Namun tak pernah ia kira. Di usianya yang sudah menginjak 25 tahun. Ia belum juga merasakan indahnya memiliki pasangan. Apakah sebegitu buruknya dia hingga tak ada satupun pria yang ingin mengencaninya?
Luna menghela nafas kasar. Membuang selembar kertas merah itu ke nakas. Merebahkan tubuhnya ke ranjang. Luna memilih untuk terlelap dari pada pusing memikirkan takdirnya yang dirasa sial.
*
Drrrrt drrrrrt ...
Dering hanphone memecah lamunannya. Dengan segera Luna mengangkat telfonnya.
"Halo, ada apa Rose?"
"Kau sekarang dimana na?"
"Taman kota, kenapa?" Sahut Luna.
"Malam ini aku menginap di tempat Aj."
"Untuk apa kau mengatakan padaku? Biasanya juga begitu." Ketus Luna.
"Iri bilang bos!" Canda Rose.
Bip.
Luna memutar bola matanya malas dan langsung menutup telponnya.
"Dasar Rose menyebalkan! Mentang-mentang sudah bertunangan, teman sendiri dilupakan.

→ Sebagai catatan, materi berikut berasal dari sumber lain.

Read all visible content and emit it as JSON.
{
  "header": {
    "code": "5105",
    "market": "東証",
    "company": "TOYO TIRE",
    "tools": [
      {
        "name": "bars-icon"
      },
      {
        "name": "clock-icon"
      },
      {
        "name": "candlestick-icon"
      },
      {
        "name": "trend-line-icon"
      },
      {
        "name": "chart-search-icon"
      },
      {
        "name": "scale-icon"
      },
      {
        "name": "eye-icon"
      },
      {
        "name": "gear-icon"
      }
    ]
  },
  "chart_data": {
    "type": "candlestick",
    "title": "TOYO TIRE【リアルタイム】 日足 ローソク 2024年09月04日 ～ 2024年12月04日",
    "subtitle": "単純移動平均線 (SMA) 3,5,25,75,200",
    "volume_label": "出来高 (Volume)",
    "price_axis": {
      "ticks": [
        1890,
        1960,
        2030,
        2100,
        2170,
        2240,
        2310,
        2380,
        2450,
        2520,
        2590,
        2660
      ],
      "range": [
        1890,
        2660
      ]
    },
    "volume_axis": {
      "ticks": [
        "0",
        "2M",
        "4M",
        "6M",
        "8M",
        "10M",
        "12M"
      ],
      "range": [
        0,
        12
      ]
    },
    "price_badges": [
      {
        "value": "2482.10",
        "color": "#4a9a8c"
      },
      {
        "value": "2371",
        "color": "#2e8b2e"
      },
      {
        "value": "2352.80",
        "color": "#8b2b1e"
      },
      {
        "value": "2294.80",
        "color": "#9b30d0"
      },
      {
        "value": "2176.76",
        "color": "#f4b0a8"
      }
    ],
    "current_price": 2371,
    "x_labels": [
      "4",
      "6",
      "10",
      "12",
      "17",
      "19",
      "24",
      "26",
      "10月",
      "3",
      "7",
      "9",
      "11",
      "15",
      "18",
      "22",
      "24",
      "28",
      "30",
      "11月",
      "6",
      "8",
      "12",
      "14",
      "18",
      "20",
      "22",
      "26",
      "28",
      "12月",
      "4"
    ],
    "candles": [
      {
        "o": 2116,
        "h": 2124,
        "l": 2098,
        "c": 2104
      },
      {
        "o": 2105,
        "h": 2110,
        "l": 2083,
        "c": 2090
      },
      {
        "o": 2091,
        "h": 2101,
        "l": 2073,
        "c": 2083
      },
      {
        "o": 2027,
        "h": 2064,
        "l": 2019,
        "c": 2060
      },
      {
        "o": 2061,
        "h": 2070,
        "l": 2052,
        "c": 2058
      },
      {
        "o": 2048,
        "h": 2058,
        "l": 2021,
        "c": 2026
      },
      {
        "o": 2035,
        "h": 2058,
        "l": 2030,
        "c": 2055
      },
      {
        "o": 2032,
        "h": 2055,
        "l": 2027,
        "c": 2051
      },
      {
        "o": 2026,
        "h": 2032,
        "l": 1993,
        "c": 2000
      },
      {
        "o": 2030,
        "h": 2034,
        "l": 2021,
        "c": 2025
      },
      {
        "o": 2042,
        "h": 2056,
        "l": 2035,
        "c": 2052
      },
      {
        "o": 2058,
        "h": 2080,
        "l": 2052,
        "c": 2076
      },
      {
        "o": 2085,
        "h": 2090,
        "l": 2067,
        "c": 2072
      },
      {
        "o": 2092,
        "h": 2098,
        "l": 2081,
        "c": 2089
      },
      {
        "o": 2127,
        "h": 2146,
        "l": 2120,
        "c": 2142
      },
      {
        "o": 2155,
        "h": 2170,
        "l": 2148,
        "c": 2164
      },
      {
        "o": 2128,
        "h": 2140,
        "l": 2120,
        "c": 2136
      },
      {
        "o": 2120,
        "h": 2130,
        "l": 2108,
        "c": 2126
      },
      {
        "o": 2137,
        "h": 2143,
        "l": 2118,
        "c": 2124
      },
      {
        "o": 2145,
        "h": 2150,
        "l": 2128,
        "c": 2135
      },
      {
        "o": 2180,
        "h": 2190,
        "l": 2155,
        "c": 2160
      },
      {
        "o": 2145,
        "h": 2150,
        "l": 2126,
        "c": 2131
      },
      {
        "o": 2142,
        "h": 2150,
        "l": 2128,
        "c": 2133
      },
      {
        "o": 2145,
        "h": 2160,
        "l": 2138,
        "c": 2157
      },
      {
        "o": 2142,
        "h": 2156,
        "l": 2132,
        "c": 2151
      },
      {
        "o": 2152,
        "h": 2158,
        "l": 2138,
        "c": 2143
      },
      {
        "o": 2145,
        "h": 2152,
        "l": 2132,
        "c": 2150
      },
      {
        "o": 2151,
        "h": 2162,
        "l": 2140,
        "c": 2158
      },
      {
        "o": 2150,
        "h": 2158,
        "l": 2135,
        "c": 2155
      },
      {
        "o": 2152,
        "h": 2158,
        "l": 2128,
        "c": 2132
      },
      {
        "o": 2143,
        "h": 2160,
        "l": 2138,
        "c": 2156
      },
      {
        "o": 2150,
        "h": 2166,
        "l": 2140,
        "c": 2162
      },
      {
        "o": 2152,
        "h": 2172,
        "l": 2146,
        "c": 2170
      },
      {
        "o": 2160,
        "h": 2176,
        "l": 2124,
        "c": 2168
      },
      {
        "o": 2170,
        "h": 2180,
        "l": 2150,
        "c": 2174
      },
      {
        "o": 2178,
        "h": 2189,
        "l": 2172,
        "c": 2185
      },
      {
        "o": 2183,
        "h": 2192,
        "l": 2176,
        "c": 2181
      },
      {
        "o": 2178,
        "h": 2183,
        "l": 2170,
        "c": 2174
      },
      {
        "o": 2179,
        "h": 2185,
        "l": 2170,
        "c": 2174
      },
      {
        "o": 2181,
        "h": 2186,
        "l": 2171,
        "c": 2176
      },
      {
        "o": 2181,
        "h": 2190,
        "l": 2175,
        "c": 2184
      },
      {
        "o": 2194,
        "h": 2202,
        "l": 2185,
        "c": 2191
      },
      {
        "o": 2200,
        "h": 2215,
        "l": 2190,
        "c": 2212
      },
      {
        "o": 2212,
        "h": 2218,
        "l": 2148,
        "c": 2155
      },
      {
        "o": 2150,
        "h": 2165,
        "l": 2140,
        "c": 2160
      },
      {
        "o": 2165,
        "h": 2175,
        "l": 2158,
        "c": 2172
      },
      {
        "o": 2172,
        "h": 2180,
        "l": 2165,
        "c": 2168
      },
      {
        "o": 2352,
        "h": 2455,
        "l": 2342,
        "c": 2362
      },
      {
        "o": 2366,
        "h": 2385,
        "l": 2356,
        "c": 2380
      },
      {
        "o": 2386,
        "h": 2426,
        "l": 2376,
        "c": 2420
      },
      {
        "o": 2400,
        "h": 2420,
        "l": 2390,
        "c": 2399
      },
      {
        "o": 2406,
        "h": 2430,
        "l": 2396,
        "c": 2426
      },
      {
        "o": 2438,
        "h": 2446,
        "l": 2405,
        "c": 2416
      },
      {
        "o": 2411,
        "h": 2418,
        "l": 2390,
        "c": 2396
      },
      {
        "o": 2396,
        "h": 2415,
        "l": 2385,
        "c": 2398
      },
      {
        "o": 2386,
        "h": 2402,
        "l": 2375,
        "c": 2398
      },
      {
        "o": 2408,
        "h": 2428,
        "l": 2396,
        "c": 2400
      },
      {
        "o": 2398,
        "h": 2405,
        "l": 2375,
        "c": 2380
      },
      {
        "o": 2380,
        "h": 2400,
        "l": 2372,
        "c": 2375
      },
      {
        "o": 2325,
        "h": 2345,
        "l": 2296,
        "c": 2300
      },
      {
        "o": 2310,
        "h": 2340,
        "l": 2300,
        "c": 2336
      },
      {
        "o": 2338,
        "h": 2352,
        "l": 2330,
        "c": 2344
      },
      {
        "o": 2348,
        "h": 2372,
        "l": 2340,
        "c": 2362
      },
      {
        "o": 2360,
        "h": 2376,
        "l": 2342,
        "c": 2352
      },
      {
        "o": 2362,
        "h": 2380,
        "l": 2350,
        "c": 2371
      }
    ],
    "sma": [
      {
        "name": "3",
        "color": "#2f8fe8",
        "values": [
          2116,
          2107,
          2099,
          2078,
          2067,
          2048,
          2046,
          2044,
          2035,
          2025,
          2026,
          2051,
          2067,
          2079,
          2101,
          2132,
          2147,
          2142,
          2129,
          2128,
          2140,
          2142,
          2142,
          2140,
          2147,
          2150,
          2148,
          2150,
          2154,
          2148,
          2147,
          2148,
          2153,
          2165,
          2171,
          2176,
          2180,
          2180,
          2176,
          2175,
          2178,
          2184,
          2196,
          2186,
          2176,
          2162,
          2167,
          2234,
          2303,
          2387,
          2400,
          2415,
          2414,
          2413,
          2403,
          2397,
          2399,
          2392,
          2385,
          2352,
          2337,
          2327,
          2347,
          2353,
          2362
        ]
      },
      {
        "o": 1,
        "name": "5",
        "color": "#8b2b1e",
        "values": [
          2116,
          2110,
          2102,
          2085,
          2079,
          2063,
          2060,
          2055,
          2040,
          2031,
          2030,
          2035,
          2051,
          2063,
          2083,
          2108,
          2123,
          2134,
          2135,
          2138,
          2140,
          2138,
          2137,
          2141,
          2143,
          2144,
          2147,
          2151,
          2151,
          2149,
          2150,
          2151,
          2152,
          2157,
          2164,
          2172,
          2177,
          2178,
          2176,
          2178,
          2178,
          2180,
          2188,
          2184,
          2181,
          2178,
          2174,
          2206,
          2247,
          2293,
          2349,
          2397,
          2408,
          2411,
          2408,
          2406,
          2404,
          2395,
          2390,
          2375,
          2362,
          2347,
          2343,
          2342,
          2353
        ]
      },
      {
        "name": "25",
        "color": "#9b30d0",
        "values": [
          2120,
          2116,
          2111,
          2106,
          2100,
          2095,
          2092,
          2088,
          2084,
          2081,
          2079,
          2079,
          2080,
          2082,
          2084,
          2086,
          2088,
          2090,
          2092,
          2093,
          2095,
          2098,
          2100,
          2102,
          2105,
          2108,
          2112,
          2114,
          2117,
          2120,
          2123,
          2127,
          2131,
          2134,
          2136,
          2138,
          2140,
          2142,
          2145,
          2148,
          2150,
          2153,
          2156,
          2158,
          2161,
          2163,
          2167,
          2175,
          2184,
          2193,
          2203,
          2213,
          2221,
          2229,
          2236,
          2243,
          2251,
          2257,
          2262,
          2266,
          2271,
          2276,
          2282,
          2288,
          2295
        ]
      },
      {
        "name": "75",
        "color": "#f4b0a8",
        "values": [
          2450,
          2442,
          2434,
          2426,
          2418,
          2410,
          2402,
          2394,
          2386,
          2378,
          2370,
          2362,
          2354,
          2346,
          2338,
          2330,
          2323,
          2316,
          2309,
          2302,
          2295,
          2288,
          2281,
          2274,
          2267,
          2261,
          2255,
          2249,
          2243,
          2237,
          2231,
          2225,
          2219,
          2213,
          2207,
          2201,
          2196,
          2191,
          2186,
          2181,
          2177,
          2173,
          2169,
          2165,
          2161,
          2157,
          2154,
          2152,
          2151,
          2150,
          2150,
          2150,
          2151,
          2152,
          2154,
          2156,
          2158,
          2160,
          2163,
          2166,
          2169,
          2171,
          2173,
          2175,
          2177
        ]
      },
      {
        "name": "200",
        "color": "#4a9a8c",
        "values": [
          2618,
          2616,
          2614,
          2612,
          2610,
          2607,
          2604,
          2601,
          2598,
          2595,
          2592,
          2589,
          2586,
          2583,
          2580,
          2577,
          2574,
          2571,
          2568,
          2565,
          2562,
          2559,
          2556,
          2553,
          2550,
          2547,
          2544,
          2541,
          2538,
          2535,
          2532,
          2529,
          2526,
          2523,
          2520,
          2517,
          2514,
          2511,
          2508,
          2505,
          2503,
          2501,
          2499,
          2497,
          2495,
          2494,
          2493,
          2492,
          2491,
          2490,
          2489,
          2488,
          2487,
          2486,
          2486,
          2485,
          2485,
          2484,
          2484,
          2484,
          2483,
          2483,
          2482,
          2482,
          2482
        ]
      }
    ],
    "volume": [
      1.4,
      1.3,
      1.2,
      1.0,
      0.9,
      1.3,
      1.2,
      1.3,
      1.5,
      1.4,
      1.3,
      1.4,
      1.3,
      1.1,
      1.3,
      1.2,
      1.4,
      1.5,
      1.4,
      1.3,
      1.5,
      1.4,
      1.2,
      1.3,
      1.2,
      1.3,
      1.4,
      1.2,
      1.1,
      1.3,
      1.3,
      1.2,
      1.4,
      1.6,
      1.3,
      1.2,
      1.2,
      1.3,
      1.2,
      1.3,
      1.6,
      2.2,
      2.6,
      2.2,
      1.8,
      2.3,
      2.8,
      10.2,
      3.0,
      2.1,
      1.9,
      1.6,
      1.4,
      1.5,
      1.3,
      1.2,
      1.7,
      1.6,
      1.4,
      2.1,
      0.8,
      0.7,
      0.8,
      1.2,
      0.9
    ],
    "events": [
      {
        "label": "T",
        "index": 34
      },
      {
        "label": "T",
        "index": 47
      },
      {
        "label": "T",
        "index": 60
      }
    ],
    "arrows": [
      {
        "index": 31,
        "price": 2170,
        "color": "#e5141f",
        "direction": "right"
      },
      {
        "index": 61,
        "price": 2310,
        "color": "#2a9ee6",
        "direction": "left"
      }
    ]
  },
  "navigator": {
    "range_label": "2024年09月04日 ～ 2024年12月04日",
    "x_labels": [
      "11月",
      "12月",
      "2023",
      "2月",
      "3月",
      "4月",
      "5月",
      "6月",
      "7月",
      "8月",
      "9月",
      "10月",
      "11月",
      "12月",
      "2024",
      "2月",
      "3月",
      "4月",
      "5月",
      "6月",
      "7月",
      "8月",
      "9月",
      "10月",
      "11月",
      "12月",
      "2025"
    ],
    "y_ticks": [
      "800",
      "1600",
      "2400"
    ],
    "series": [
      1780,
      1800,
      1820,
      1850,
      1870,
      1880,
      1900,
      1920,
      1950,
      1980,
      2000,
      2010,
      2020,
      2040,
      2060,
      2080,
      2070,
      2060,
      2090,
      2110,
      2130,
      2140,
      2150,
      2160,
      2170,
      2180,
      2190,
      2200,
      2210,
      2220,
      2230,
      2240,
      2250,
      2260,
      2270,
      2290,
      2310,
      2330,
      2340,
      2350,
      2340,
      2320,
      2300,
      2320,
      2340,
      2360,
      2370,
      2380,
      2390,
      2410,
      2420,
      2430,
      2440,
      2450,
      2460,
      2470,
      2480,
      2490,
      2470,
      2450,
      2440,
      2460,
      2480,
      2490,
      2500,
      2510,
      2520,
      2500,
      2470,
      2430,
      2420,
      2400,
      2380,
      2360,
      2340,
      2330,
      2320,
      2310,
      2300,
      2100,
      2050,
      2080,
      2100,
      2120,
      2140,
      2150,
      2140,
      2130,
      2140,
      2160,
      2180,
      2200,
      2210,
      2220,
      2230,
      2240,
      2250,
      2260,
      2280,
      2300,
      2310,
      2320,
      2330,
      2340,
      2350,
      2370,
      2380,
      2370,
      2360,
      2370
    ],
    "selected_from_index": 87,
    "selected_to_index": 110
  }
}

Kalau dia tidak pulang kan tidak ada yang memasak." gerutu Luna lalu beranjak pulang karena hari sudah semakin gelap.
*
Luna sampai di apartemen sederhananya tepat saat jam makan malam. Sebelumnya, Luna mampir ke kedai seblak langganannya.
Luna sedang ingin makan makanan pedas. Kata orang, salah satu cara yang paling ampuh untuk melenyapkan kesedihan adalah dengan makan makanan pedas.
Luna sebenarnya tidak kuat pedas, tapi tidak apa jika sekali-sekali. Dia juga ingin merasakan bagaimana sensasi pedas yang meledak-ledak dalam mulutnya.
Luna merebahkan tubuhnya pada sofa di depan TV. Merasa sepi, Luna memilih berselancar di dunia maya. Luna membuka akun instagramnya dan langsung menyesal karena isi timelinenya penuh dengan postingan Erin dan Tomas.
"Hah... Kenapa timeline isinya orang nikahan semua?" Luna menggerutu seraya menggulir laman instagram tanpa minat. Hingga...
"Eh, ada club malam baru. Hm... Boleh juga nih kalau di coba. Tempatnya juga tidak begitu jauh dari sini." Luna tersenyum bahagia.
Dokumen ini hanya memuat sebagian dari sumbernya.